Many people starting a new business have the idea that putting their business plan on paper plan is an unnecessary exercise in mental gymnastics. The typical attitude seems to be: OK, I may have to write one, but after it’s finished I’ll get on with the real business of starting my business. That’s not true. Never was. Never will be.
The reason you owe it to yourself to prepare a written business plan is similar to why blueprints are used to build a house. Always on paper, blueprints spell out where every stick of lumber is to go, including details on their dimensions. Every electrical outlet appears on the blueprint. So does every window, every door, even every cubic yard of concrete.
In short, everything anyone needs to know about building that house is right there in its blueprint. That blueprint includes numerous pages – each a mini-plan for some essential building phase.

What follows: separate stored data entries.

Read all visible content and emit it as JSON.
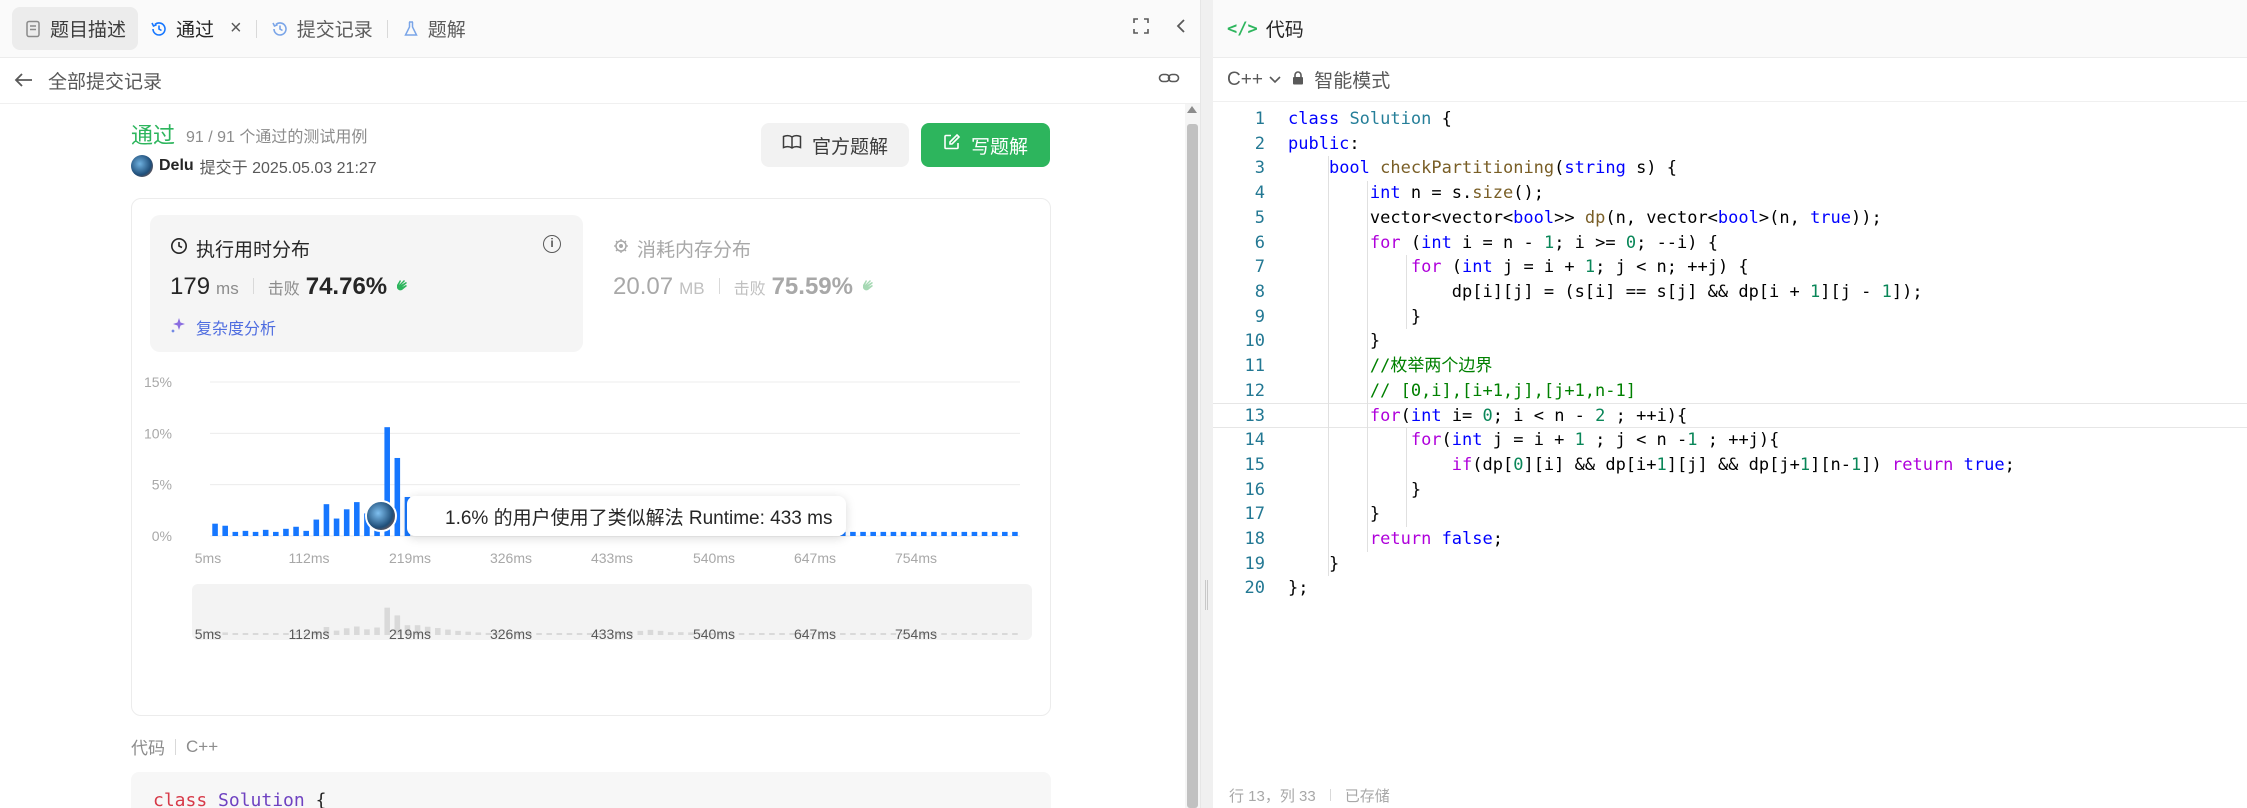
{
  "tabs": [
    {
      "label": "题目描述"
    },
    {
      "label": "通过"
    },
    {
      "label": "提交记录"
    },
    {
      "label": "题解"
    }
  ],
  "back": {
    "label": "全部提交记录"
  },
  "result": {
    "status": "通过",
    "cases": "91 / 91 个通过的测试用例",
    "user": "Delu",
    "submitted_at": "提交于 2025.05.03 21:27"
  },
  "buttons": {
    "official": "官方题解",
    "write": "写题解"
  },
  "runtime": {
    "title": "执行用时分布",
    "value": "179",
    "unit": "ms",
    "beat_label": "击败",
    "beat": "74.76%",
    "complexity": "复杂度分析"
  },
  "memory": {
    "title": "消耗内存分布",
    "value": "20.07",
    "unit": "MB",
    "beat_label": "击败",
    "beat": "75.59%"
  },
  "tooltip": {
    "text": "1.6% 的用户使用了类似解法 Runtime: 433 ms"
  },
  "chart_data": {
    "type": "bar",
    "ylabels": [
      "15%",
      "10%",
      "5%",
      "0%"
    ],
    "xlabels": [
      "5ms",
      "112ms",
      "219ms",
      "326ms",
      "433ms",
      "540ms",
      "647ms",
      "754ms"
    ],
    "ylim": [
      0,
      15
    ],
    "values": [
      1.2,
      1.0,
      0.4,
      0.5,
      0.4,
      0.6,
      0.4,
      0.7,
      0.9,
      0.5,
      1.6,
      3.1,
      1.7,
      2.6,
      3.3,
      2.2,
      2.9,
      10.6,
      7.6,
      3.8,
      3.8,
      3.2,
      2.7,
      2.1,
      1.6,
      1.3,
      1.0,
      0.8,
      1.0,
      0.5,
      0.5,
      0.4,
      0.5,
      0.4,
      0.6,
      0.5,
      0.4,
      0.4,
      0.5,
      0.4,
      0.6,
      1.1,
      1.6,
      2.0,
      1.6,
      1.1,
      1.1,
      1.0,
      0.7,
      0.6,
      0.7,
      0.5,
      0.5,
      0.5,
      0.4,
      0.4,
      0.4,
      0.4,
      0.4,
      0.4,
      0.4,
      0.4,
      0.4,
      0.4,
      0.4,
      0.4,
      0.4,
      0.4,
      0.4,
      0.4,
      0.4,
      0.4,
      0.4,
      0.4,
      0.4,
      0.4,
      0.4,
      0.4,
      0.4,
      0.4
    ],
    "highlight_index": 17,
    "bar_color": "#1677ff",
    "grid": true
  },
  "code_label": {
    "title": "代码",
    "lang": "C++"
  },
  "snippet": {
    "kw": "class",
    "cls": "Solution",
    "brace": "{"
  },
  "editor": {
    "title": "代码",
    "lang": "C++",
    "mode": "智能模式",
    "status_line": "行 13，列 33",
    "status_saved": "已存储",
    "lines": [
      "class Solution {",
      "public:",
      "    bool checkPartitioning(string s) {",
      "        int n = s.size();",
      "        vector<vector<bool>> dp(n, vector<bool>(n, true));",
      "        for (int i = n - 1; i >= 0; --i) {",
      "            for (int j = i + 1; j < n; ++j) {",
      "                dp[i][j] = (s[i] == s[j] && dp[i + 1][j - 1]);",
      "            }",
      "        }",
      "        //枚举两个边界",
      "        // [0,i],[i+1,j],[j+1,n-1]",
      "        for(int i= 0; i < n - 2 ; ++i){",
      "            for(int j = i + 1 ; j < n -1 ; ++j){",
      "                if(dp[0][i] && dp[i+1][j] && dp[j+1][n-1]) return true;",
      "            }",
      "        }",
      "        return false;",
      "    }",
      "};"
    ]
  }
}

The page for the front elevation indicates its among other details overall height and width of the house. Other pages provide similar details for its right and left sides, another for the rear view. There’s also a page for the roof that indicates its pitch, roofing materials, etc. The blueprint consists of mini-plan after mini-plan.
Every detail anyone involved with building that house wants to know about it is right there in those blueprints. Likewise, every detail anyone involved with your business wants to know about it – potential lenders or investors, certainly, but particularly you, yourself – should be included your written business plan.

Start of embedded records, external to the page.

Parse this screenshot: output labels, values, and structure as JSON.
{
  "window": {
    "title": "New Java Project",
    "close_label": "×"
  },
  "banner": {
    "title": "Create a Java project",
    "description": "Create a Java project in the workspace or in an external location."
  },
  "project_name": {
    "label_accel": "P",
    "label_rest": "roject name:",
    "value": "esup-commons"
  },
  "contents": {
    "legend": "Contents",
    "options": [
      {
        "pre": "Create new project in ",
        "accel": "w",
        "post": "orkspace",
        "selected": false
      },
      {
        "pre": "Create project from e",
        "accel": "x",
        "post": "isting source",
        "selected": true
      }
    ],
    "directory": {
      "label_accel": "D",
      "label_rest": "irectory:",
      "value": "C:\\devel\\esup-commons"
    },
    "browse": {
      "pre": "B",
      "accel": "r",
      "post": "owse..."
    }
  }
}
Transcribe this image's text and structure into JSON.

Just as with the blueprints, within your business plan should be a number of mini-plans, descriptions of how you’re going to handle key elements of your business. Your Physical Plant/Office Plan spells out how much space you’ll need, when and why. Your estimate of how much that space will cost is one of many numbers you’ll include in your Financial Plan.
You should also have a Marketing Plan. Why? Because, as the saying goes, “Nothing happens ’til somebody buys something!” In your Marketing mini-plan plan you’ll identify your target customers, who and where they are, when and how you intend to reach them. How much you intend to invest in reaching them is another number you’ll include your Financial Plan.
Notice that word “invest.” Smart business owners try not to “spend” money. Their goal is to make sure every check they write generates revenue and profit that is several times greater than the total dollars shown on that check.
You’ll also need a H.R. Plan – for your Human Resources. How many employees do you anticipate your business will need? What skills should they have? When do you anticipate hiring them? And how much do you think you’ll have to pay each of them? Salaries, wages and benefits show up where? That’s right, in your Financial Plan.
Those are the basic “mini-plans” included in most written business plans. Depending on the nature of your business, you may also find yourself developing an Inventory Management Plan, a Purchasing Plan, even a Sales Plan, assuming your business requires a sales staff. Sales, remember, is not the same as Marketing. Marketing and Sales serve different functions.
Oh, you say you’ve already got all those details tucked away in your head? Well, tell that to a potential lender when your business needs to borrow money. Or tell that to a potential equity investor if you intend to sell stock. They can’t see what’s in your head. They want to see your business plan – on paper.
Rarely is a home built without a blueprint. Likewise, very few successful businesses are built, grow and prosper without a written business plan.
Even if you’re certain you’ll never have to raise additional money, your written business plan will not only tell you where you’re headed, it documents where you’ve been as a way to track your progress. By referring to your business plan often, you can avoid making a wrong move – or, by looking back, spot where you may have made one along the way.